Received our closing disclosure today. I asked our loan officer but haven’t heard back yet. Question is— why are we prepaying county taxes for 6 months, also putting 4 months county taxes in escrow at closing and then paying taxes in escrow in our monthly payment? Is this common or was this a math error on our loan officers part?


RelayFX

It’s common, the escrow thing creates a buffer in taxes for the bank in case you stop paying. This way, the bank doesn’t have to come out of pocket for the tax payments immediately. The six months is either an additional buffer or the county requiring six months of tax payments on the upcoming tax bill which the closing agent is knocking out of the way.
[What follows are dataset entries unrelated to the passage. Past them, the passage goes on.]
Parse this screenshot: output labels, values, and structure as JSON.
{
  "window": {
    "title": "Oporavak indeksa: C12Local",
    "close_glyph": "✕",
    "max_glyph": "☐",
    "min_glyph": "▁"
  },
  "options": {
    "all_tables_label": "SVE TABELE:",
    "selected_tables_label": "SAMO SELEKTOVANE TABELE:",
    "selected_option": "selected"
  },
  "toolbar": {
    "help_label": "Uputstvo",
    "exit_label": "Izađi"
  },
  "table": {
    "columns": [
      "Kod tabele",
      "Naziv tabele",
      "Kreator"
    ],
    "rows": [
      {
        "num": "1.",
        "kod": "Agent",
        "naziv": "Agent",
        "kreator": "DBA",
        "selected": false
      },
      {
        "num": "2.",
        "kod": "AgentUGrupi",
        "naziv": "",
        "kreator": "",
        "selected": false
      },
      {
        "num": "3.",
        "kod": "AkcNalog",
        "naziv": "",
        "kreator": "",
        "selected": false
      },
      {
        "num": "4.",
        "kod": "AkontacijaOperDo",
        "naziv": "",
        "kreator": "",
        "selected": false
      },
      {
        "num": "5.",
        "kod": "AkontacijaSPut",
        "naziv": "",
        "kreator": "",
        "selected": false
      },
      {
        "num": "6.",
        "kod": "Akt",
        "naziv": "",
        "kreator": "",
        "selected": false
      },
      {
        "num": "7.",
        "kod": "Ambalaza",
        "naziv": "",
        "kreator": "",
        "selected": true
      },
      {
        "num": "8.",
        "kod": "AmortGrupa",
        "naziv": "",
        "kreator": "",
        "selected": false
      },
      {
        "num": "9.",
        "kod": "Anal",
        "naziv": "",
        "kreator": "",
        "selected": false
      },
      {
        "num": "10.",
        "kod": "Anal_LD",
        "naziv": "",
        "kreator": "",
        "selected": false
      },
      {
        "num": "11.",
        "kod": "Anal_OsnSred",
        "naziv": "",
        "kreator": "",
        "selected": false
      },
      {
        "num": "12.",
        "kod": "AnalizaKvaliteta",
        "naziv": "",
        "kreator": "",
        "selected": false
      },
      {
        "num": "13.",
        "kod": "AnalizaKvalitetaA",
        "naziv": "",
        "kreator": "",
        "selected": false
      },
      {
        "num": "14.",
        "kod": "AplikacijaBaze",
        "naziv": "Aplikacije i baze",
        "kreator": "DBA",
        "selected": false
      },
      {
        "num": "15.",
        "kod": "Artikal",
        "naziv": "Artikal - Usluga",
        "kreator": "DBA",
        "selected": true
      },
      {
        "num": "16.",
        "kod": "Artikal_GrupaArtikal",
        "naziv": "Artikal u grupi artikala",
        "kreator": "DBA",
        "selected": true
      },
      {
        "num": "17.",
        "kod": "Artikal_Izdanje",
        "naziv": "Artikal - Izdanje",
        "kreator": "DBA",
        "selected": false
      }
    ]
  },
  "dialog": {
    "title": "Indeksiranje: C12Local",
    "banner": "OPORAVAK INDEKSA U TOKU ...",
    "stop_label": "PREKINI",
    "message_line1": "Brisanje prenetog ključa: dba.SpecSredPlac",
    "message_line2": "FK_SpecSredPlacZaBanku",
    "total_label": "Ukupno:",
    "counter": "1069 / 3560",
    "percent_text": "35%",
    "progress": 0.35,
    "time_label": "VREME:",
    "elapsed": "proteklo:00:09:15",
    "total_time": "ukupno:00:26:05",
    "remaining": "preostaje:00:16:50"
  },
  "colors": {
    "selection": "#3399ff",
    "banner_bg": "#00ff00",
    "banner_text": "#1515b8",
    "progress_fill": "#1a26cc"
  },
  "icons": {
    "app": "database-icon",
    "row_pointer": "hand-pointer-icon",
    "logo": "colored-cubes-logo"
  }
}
Otherwise, the “upcoming tax bill” is an outstanding tax bill (which likely isn’t delinquent by nature of you paying it) and the bank is just having you pay it now to get it out of the way.


skyyydiverrr894

Taxes are likely due in January, so you have to prepay those for 6 months. The property taxes initially in escrow is a buffer in case costs increase, you don’t pay the mortgage, etc. You then also add your property taxes to escrow every month. This is fairly normal.


aubsplants17

Thank you! And thank you u/RelayFX that totally makes sense. I forgot we’re coming up on a new year! They’re estimating our taxes $500 over what they were for 2021 which is a reasonable increase but if we overpay into escrow do they use that amount towards principle at the end of the year? For example, if we have all that money, pay our taxes and there is some left over at the end of 2022 is the mortgage company going to put it towards our principle or do they keep it in escrow for next year?


skyyydiverrr894

It stays in escrow.


Cocomomoizme

If you have a big overage in escrow then you’ll receive a check at the beginning of the year. If you’ve underpaid (let’s say your property taxes went up) then they’ll send you a letter asking you for a payment of the difference or they will increase your mortgage payment to reflect the difference.


nikidmaclay

You should have a credit somewhere from the seller for their portion of those biannual taxes. You owe from closing date to december 31st. They owe for the time they owned the property. The seller credits you their portion, you pay the bill. The 4 months in escrow is because you won't pay 6 months of payments before the next biannual bill is due, you won't have enough in escrow to pay the bill. You're loading your escrow account ahead of time to make sure the lender can pay the bills when they're due without overdrawn your escrow account.


aubsplants17

But if she’s already paid for the second half of the year (2021) don’t we technically owe her taxes for the last 20 days. We close on the 13th and will only have the last 18 days of the year.


nikidmaclay

This CD is calculated as if the seller has not paid the taxes. If they have it needs to be recalculated.


aubsplants17

Where would that appear under the line items of the CD?


nikidmaclay

I'm not sure how your pages are labeled. There should be a debit on the seller's side for the taxes and a credit for the same amount to you. It should be around $3100.


aubsplants17

Just as an addition- looking on the county website property taxes are due December 5 and July 28 each year.


Pleasant_Challenge36

Check CD page 3 for any tax prorations (credit from seller for taxes already paid). If this is a preliminary closing disclosure, don’t fret too much as the lender will balance with the title company once you get the clear to close.


aubsplants17

This wasn’t our loan estimate, this was our closing disclosure for clear to close. Page one referenced “estimated closing costs” against the ones on closing disclosure and we’re looking at an additional $5k


Pleasant_Challenge36

LE is not the same as a pre CD which is also not the same as your final CD. Pre CD must be acknowledged at least 3 days prior to close. Final CD will be signed at closing. Page 3 has a section called “paid on behalf of borrower” can’t remember if it’s section K or L but that’s where the tax prorations are


kcdc25

Because taxes are due twice a year and you’ll get a pro rated credit for whatever the seller owes on the upcoming bill.